The Art of Disappointment
Before I start this blog, let me tell you a story. Back in the good old days of 21', my family and I decided to visit The Museum of Modern Art in New York. Of course, I was excited at the time to see the various works of arts from many different artists. When I walked into the museum however, ALL my dreams of watching majestic art completely shriveled away. Instead of seeing majestic pieces, I saw complete paint splatters to just empty canvases. From the absolute dumpster fire in front of my oculars, I only had one lingering thought in my head: "What on God's green earth am I looking at right now??" Sure, some modern art is cool, but you can imagine the disappointment I felt when I thought I would be looking at magnificent landscape paintings, but ended up looking at complete crap. At one of the exhibits, there was LITERALLY just a red square. What could that even possibly mean???? I know art is subjective and all, but I feel like there is a fine line between art holding very deep meaning and just being a lazy clump of... stuff, made for rich people with nothing else to spend their money on.
Of course, this is just one of many scenarios that exemplify disappointment - an emotion so universal that it practically deserves its own exhibit.

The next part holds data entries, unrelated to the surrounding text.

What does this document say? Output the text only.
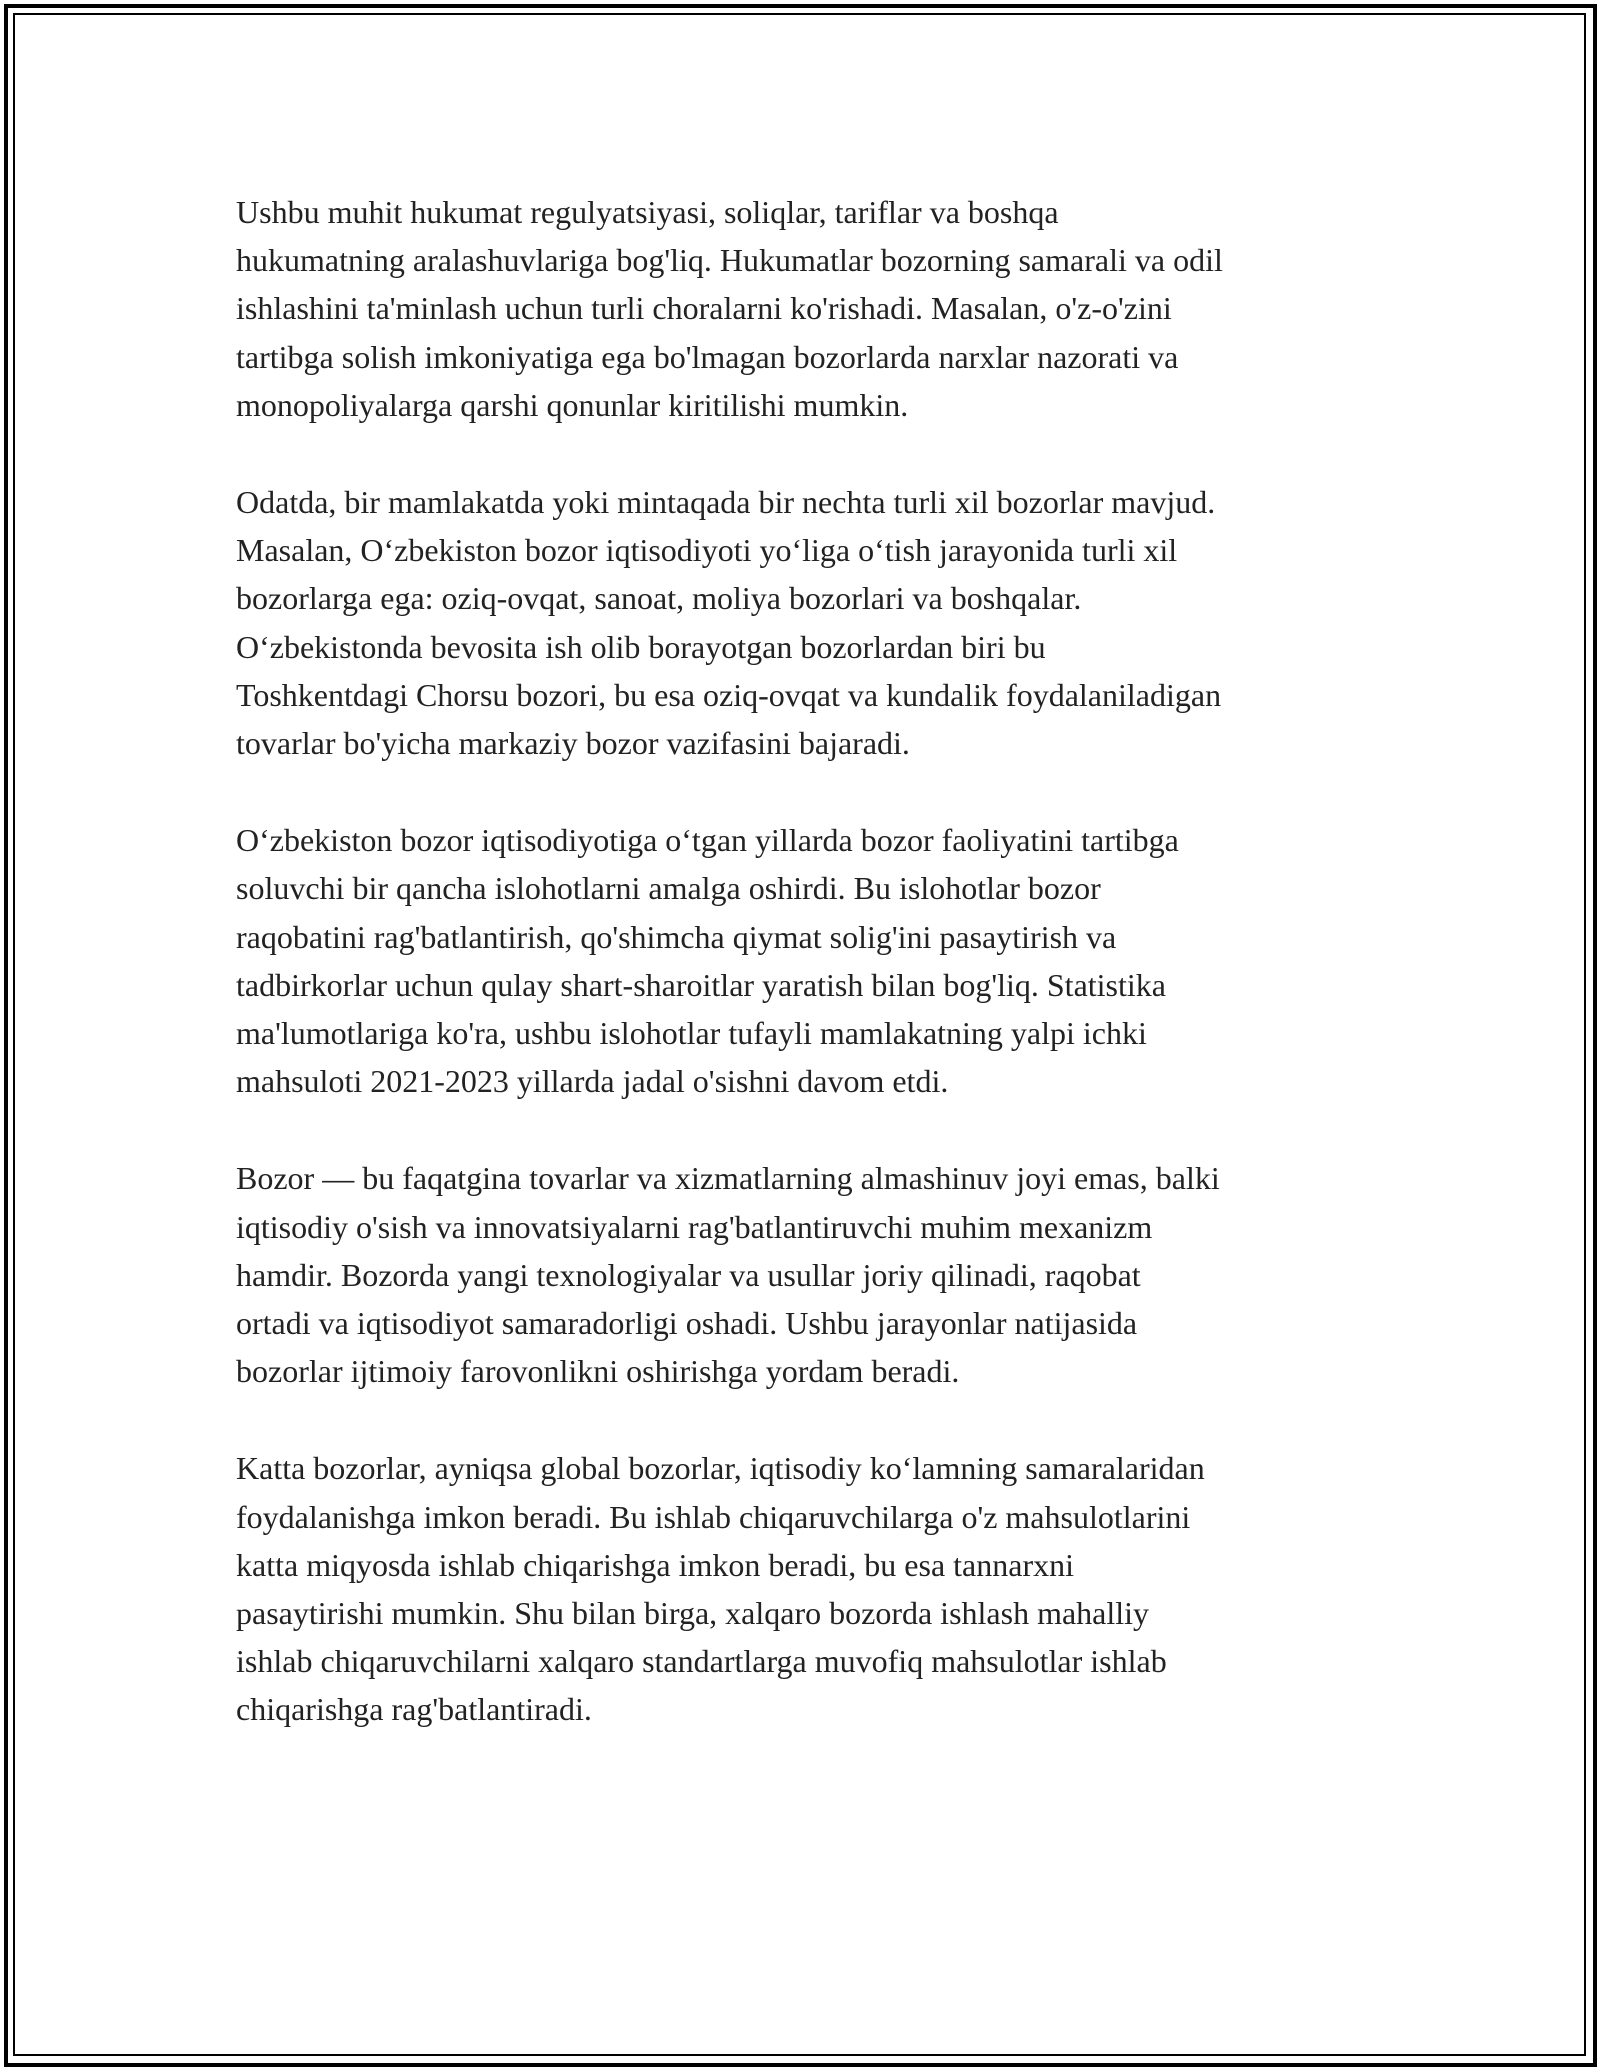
Ushbu muhit hukumat regulyatsiyasi, soliqlar, tariflar va boshqa
hukumatning aralashuvlariga bog'liq. Hukumatlar bozorning samarali va odil
ishlashini ta'minlash uchun turli choralarni ko'rishadi. Masalan, o'z-o'zini
tartibga solish imkoniyatiga ega bo'lmagan bozorlarda narxlar nazorati va
monopoliyalarga qarshi qonunlar kiritilishi mumkin.

Odatda, bir mamlakatda yoki mintaqada bir nechta turli xil bozorlar mavjud.
Masalan, Oʻzbekiston bozor iqtisodiyoti yoʻliga oʻtish jarayonida turli xil
bozorlarga ega: oziq-ovqat, sanoat, moliya bozorlari va boshqalar.
Oʻzbekistonda bevosita ish olib borayotgan bozorlardan biri bu
Toshkentdagi Chorsu bozori, bu esa oziq-ovqat va kundalik foydalaniladigan
tovarlar bo'yicha markaziy bozor vazifasini bajaradi.

Oʻzbekiston bozor iqtisodiyotiga oʻtgan yillarda bozor faoliyatini tartibga
soluvchi bir qancha islohotlarni amalga oshirdi. Bu islohotlar bozor
raqobatini rag'batlantirish, qo'shimcha qiymat solig'ini pasaytirish va
tadbirkorlar uchun qulay shart-sharoitlar yaratish bilan bog'liq. Statistika
ma'lumotlariga ko'ra, ushbu islohotlar tufayli mamlakatning yalpi ichki
mahsuloti 2021-2023 yillarda jadal o'sishni davom etdi.

Bozor — bu faqatgina tovarlar va xizmatlarning almashinuv joyi emas, balki
iqtisodiy o'sish va innovatsiyalarni rag'batlantiruvchi muhim mexanizm
hamdir. Bozorda yangi texnologiyalar va usullar joriy qilinadi, raqobat
ortadi va iqtisodiyot samaradorligi oshadi. Ushbu jarayonlar natijasida
bozorlar ijtimoiy farovonlikni oshirishga yordam beradi.

Katta bozorlar, ayniqsa global bozorlar, iqtisodiy koʻlamning samaralaridan
foydalanishga imkon beradi. Bu ishlab chiqaruvchilarga o'z mahsulotlarini
katta miqyosda ishlab chiqarishga imkon beradi, bu esa tannarxni
pasaytirishi mumkin. Shu bilan birga, xalqaro bozorda ishlash mahalliy
ishlab chiqaruvchilarni xalqaro standartlarga muvofiq mahsulotlar ishlab
chiqarishga rag'batlantiradi.
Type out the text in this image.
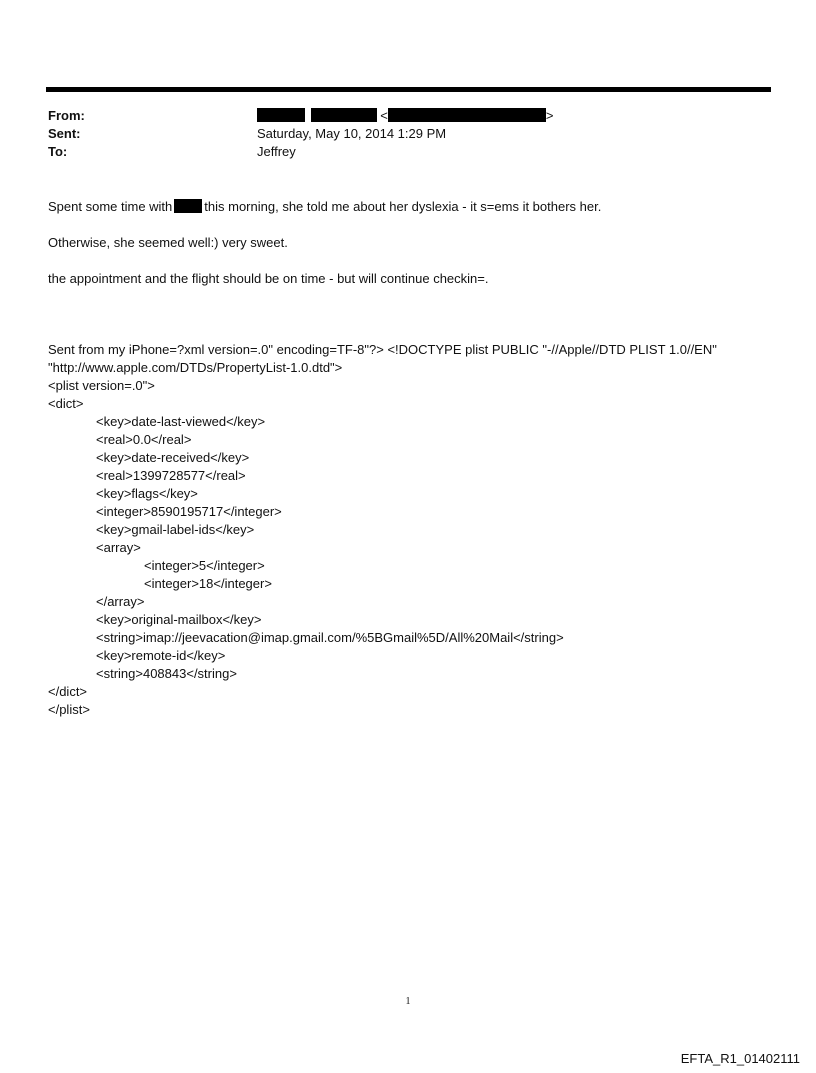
From:
Sent:
To:
<	>
Saturday, May 10, 2014 1:29 PM
Jeffrey
Spent some time with this morning, she told me about her dyslexia - it s=ems it bothers her.
Otherwise, she seemed well:) very sweet.
the appointment and the flight should be on time - but will continue checkin=.
Sent from my iPhone=?xml version=.0" encoding=TF-8"?> <!DOCTYPE plist PUBLIC "-//Apple//DTD PLIST 1.0//EN"
"http://www.apple.com/DTDs/PropertyList-1.0.dtd">
<plist version=.0">
<dict>
<key>date-last-viewed</key>
<real>0.0</real>
<key>date-received</key>
<real>1399728577</real>
<key>flags</key>
<integer>8590195717</integer>
<key>gmail-label-ids</key>
<array>
<integer>5</integer>
<integer>18</integer>
</array>
<key>original-mailbox</key>
<string>imap://jeevacation@imap.gmail.com/%5BGmail%5D/All%20Mail</string>
<key>remote-id</key>
<string>408843</string>
</dict>
</plist>
1
EFTA_R1_01402111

Everyone has felt disappointment before: when your food looks so much better on the menu than your plate, when you don't get the test score that you wanted, or even when you walk into a world famous art museum only to find a big red square. Yet somehow, disappointment can be beautiful. It's the outcome of the fact that you had high expectations for something, the fact that you cared enough for something to not meet your standards. Without disappointment, excitement wouldn't feel as... exciting and false hope wouldn't hurt. In a weird way, it's this shared disappointment that unites us all because, no matter where you're from, what your culture is, heck, even how handsome you are (i'm the most handsome btw), at some point in your life you've looked at something and said, "Seriously? That's it?"